Kierkegaard’a göre “Hristiyan Olmak” yani gerçekten bir din ait olmak bambaşka bir şeydir. Kierkegaard’a göre insan Hristiyan doğmaz, Hristiyan olur. Din bir statü ya da kimlik değildir, bitmeyen bir süreçtir. İman, bir “soğukkanlı kabul” değildir; sonsuz bir ilgi ve tutkudur. Kierkegaard’a göre tutku yoksa, iman da yoktur. Din her şeyden önce bireysel bir karardır. Kişi ancak “Kalabalık”tan koptuğunda, Tanrı’nın huzurunda “tek başına” kaldığında Hristiyan olmaya başlar. Cemaat, tarikat veya mahalle sizi kurtaramaz, o yükü tek başınıza omuzlamanız gerekir.

Kierkegaard’ın ayrımında kritik bir unsur vardır. Muhafazakâr ya da dindar etiketi adı üstünde sadece etikettir. Ancak kişi bu değerleri içselleştirmeden, tutkuyla ve bireysel bir seçimle kucaklamadığı sürece, o dindarlık bir “yanılsama”dan ibarettir. Dolayısı ile bir insanın yaşam tarzının değişmesi (popüler tabirle “savrulması”), dinden çıkması anlamına gelmeyebilir. Belki de sadece “mahalle kültüründen” (kültürel dinden) çıkıyordur. Hiç “içeri” girmemiş olabilir. Kierkegaard kesinlikle dış faktörlerin dindarlığı göstermeyeceğini söyleyecektir.

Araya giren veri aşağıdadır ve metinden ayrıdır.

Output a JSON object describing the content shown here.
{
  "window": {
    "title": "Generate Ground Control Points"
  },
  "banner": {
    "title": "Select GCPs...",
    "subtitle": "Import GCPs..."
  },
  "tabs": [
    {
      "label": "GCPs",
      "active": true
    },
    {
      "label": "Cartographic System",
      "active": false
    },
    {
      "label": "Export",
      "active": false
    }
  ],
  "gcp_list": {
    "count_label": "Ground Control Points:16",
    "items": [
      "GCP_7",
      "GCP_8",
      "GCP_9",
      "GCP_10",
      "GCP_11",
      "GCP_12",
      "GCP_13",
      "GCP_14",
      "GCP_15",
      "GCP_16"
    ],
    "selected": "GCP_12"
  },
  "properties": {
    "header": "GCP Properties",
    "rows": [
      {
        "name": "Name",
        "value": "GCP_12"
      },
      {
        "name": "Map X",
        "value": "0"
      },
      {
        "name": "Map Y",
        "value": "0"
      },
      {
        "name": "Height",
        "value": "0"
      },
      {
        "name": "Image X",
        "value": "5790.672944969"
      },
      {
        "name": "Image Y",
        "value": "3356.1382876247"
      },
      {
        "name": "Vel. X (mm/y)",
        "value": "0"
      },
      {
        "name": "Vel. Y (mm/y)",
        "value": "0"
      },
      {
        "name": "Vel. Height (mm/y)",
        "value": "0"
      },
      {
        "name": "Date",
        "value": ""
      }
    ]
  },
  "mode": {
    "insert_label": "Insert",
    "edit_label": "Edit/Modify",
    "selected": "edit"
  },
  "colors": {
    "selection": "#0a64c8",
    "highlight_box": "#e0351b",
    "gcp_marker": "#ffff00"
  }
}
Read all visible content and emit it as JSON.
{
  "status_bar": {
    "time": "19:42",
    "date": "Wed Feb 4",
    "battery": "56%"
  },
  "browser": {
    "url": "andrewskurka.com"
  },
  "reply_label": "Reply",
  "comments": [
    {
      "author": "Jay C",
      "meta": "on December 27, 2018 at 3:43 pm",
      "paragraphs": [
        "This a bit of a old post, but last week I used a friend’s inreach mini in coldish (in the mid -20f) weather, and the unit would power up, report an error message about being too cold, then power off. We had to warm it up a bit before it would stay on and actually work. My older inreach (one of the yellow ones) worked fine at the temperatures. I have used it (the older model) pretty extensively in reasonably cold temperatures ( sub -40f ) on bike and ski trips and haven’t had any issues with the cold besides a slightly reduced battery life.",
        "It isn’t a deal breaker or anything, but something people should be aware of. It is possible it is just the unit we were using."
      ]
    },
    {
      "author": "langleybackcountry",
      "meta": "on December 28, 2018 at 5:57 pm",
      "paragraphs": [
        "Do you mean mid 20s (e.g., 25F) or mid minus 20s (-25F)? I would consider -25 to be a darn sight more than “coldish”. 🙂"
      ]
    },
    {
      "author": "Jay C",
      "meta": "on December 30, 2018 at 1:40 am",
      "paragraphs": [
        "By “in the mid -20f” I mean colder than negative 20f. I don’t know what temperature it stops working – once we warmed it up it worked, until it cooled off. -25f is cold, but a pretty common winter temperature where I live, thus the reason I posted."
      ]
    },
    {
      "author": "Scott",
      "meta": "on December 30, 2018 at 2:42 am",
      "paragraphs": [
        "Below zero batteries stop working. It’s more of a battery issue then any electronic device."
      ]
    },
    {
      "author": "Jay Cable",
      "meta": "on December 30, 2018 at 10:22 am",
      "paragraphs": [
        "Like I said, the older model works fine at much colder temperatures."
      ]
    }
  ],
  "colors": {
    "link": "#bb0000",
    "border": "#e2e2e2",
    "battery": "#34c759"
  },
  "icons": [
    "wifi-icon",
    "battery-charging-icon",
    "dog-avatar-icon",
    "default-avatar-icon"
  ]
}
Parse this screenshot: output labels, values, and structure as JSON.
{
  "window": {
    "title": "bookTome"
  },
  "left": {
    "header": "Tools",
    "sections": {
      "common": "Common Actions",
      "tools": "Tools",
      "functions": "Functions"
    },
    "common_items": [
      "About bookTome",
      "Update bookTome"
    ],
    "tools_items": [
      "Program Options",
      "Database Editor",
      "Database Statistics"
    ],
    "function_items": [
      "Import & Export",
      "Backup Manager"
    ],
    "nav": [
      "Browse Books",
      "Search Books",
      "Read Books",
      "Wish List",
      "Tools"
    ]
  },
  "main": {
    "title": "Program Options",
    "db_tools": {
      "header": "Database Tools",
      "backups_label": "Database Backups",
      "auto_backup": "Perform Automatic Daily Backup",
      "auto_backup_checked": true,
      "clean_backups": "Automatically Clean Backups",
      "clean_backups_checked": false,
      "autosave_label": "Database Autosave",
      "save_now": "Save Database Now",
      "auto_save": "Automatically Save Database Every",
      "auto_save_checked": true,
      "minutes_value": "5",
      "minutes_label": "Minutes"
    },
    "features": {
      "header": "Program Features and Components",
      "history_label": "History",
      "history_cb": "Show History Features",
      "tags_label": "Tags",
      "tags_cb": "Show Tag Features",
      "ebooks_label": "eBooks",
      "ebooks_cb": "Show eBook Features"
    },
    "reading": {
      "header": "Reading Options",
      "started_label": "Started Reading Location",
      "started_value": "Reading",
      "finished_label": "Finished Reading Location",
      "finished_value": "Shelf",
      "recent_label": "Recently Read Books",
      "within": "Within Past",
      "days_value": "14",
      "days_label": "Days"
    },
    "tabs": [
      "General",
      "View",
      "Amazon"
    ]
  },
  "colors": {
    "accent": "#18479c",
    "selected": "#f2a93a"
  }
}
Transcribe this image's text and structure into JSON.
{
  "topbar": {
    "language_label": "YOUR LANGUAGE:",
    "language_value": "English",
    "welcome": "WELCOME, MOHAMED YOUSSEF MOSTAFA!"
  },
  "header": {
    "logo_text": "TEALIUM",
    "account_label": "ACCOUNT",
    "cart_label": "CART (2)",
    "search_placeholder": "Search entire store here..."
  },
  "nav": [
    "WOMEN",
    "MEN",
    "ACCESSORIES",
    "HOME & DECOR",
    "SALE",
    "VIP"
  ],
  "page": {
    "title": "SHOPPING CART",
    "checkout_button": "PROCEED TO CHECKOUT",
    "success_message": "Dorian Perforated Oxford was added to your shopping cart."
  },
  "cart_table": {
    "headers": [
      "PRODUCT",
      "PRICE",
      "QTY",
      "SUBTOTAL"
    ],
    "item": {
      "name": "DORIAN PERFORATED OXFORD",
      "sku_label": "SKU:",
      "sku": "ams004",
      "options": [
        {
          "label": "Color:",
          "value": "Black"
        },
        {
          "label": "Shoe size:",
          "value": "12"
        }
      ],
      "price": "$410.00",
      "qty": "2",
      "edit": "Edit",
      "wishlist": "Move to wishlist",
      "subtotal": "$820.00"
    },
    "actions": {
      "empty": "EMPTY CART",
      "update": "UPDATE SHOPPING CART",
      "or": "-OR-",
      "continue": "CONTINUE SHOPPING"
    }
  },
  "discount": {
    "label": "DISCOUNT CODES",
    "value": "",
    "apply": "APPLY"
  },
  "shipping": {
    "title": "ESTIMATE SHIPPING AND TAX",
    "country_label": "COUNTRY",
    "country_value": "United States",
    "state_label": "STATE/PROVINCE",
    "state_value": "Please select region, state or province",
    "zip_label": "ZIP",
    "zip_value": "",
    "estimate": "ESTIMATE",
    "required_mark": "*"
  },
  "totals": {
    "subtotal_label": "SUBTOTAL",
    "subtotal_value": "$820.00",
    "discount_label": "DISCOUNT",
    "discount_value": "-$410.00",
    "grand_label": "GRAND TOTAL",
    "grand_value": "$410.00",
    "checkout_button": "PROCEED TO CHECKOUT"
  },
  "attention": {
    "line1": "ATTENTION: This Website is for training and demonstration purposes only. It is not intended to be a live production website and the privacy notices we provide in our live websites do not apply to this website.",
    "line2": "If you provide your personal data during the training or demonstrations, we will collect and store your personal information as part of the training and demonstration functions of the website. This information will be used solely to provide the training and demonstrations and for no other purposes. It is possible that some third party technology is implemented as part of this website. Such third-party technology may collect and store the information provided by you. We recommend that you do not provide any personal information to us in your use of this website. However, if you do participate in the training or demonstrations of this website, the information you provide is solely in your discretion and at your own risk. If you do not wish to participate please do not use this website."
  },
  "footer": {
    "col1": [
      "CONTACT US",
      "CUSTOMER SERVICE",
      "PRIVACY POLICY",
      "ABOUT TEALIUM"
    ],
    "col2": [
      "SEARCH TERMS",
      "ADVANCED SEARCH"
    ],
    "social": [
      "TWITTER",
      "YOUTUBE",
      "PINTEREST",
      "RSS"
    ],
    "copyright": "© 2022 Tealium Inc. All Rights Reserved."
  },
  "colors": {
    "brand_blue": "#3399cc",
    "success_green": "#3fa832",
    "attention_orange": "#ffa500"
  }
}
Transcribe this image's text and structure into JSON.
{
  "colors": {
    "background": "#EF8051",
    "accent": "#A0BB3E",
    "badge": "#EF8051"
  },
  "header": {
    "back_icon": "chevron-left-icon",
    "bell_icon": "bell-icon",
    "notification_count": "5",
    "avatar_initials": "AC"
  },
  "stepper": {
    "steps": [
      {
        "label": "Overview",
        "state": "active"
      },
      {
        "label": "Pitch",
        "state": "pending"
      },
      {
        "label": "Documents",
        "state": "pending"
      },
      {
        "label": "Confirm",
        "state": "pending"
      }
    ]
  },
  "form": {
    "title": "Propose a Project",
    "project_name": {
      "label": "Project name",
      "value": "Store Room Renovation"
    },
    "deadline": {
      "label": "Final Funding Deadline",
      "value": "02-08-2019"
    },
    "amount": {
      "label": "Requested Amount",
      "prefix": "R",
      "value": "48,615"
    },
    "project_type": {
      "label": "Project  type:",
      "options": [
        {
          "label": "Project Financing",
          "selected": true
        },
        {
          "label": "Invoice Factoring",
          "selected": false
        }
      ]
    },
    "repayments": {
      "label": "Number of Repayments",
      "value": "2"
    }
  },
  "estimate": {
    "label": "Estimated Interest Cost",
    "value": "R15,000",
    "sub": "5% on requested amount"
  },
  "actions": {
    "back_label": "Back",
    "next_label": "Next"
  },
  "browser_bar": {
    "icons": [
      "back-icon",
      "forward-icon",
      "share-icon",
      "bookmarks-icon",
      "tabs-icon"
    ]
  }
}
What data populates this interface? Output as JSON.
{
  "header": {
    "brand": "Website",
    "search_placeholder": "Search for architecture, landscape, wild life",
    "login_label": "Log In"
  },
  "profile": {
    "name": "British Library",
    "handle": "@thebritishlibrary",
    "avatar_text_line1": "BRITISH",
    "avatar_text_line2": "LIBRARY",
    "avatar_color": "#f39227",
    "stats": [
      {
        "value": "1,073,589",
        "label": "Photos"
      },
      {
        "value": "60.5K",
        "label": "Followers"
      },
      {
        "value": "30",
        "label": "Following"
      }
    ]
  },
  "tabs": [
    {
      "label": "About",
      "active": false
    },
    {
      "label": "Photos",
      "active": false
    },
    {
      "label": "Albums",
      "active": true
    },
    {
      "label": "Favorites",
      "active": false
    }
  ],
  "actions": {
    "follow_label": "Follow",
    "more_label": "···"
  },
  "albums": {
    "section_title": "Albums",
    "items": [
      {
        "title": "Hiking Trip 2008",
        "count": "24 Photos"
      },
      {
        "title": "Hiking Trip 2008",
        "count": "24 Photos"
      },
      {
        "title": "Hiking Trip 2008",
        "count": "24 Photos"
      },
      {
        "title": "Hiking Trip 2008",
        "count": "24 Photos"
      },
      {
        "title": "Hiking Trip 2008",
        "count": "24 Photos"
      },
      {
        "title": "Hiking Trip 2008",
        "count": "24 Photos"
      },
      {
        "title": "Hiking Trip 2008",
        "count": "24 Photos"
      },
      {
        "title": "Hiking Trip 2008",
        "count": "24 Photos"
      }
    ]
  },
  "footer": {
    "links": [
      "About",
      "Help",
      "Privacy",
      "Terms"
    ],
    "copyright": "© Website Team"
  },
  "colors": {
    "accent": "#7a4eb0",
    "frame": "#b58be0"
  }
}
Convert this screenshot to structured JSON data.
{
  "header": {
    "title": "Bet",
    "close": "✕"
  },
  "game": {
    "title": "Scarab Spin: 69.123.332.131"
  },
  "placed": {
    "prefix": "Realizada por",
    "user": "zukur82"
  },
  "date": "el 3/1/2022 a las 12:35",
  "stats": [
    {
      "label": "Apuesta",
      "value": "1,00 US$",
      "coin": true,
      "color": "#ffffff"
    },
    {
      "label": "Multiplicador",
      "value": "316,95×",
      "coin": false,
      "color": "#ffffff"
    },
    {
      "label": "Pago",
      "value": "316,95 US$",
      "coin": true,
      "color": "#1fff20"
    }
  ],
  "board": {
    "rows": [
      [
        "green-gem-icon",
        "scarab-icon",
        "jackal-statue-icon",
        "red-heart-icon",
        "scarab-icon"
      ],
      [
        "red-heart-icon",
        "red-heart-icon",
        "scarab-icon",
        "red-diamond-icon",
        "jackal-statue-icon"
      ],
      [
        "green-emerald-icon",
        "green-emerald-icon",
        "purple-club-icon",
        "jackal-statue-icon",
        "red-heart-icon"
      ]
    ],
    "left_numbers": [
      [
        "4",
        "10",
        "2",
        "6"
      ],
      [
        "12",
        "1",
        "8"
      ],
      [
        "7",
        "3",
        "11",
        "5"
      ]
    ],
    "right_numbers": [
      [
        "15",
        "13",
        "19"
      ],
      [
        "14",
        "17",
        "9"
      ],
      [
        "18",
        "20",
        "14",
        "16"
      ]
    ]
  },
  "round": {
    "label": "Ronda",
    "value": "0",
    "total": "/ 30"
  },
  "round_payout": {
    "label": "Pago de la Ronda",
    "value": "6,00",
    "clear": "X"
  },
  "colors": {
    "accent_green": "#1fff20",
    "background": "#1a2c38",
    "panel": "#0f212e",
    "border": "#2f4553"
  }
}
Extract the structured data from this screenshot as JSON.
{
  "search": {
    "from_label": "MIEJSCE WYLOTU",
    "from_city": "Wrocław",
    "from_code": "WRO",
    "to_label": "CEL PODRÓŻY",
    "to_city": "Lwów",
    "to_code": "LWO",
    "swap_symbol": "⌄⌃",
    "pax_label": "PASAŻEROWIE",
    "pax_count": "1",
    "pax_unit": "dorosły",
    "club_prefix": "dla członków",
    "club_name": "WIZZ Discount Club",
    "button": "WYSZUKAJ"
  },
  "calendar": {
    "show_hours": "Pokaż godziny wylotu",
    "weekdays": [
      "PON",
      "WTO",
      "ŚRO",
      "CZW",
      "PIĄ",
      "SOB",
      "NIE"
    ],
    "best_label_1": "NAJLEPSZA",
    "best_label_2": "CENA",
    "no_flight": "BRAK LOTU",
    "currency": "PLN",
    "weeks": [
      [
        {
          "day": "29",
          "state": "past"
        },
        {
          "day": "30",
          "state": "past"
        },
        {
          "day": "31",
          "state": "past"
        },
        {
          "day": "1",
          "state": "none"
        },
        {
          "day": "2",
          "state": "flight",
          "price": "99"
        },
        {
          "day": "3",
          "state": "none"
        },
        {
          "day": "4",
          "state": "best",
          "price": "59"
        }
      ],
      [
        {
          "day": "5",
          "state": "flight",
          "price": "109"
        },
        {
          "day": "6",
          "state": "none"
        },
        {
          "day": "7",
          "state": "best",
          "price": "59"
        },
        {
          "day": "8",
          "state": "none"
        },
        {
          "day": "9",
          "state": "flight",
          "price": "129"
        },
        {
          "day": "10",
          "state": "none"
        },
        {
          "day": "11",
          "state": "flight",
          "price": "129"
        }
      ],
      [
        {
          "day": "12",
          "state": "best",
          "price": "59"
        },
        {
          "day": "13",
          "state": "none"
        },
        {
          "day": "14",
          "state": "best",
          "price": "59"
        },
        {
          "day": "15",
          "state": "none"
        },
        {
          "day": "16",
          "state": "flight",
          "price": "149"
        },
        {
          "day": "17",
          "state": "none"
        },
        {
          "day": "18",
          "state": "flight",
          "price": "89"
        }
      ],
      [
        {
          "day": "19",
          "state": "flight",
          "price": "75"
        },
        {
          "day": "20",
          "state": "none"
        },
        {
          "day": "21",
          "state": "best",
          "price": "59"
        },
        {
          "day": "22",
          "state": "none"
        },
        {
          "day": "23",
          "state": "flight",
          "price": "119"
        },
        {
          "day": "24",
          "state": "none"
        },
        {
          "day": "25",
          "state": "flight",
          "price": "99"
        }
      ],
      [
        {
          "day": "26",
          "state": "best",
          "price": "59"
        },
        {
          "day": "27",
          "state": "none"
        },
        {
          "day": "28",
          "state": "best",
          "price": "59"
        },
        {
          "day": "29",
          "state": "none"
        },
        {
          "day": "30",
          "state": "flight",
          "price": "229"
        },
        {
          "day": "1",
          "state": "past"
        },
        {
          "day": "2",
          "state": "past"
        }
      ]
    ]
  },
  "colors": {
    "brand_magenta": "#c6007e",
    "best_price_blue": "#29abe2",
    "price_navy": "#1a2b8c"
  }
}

Kierkegaard’ın meşhur üç yaşam evresi de yine bu tartışmaları anlamada bize önemli bir perspektif kazandırır. Kierkegaard kişinin bulunabileceği üç yaşam evresinden söz eder: Estetik Evre (Haz ve Anlık Yaşam), Etik Evre (Ödev ve Mahalle Normları) ve Dini Evre (Gerçekten İman etmek).  Kierkegaard’a göre insanların çoğu Estetik evrededir. Anı yaşamak, keyif almak, sıkıntıdan kaçmak esastır. Mehmet Akif Ersoy ve Ela Rumeysa Cebeci ile ilgili ortaya konan ithamlar doğruysa onlar bu evrenin paradigmatik örnekleri gibiler.

Bir kişi muhafazakâr bir çevrede yetişmiş ve tamamen o normları gösteriyor gibi gözükebilir. Ama bu kişi hala içsel olarak Estetik Evrede olabilir. Dışarıdan görünen o “dindar” kabuk kırıldığında ortaya çıkan yaşam tarzı (eğlence, cinsellik, mal hırsı gibi), kişinin aslında başından beri manevi olarak estetik evrede olduğunu gösterir. Yani bir “savrulma” değil, bir “ifşa” söz konusudur.

Etik Evre, kişinin kendini evrensel normlara, topluma, aileye ve kurallara adadığı yerdir. Türkiye’deki önemli sayıda muhafazakâr aslında bu evredir. Çoğu dini topluluk, “iyi bir mürit”, “iyi bir aile babası”, “davanın askeri” olmayı öğütler. Bu ise toplumsal bir sözleşmedir.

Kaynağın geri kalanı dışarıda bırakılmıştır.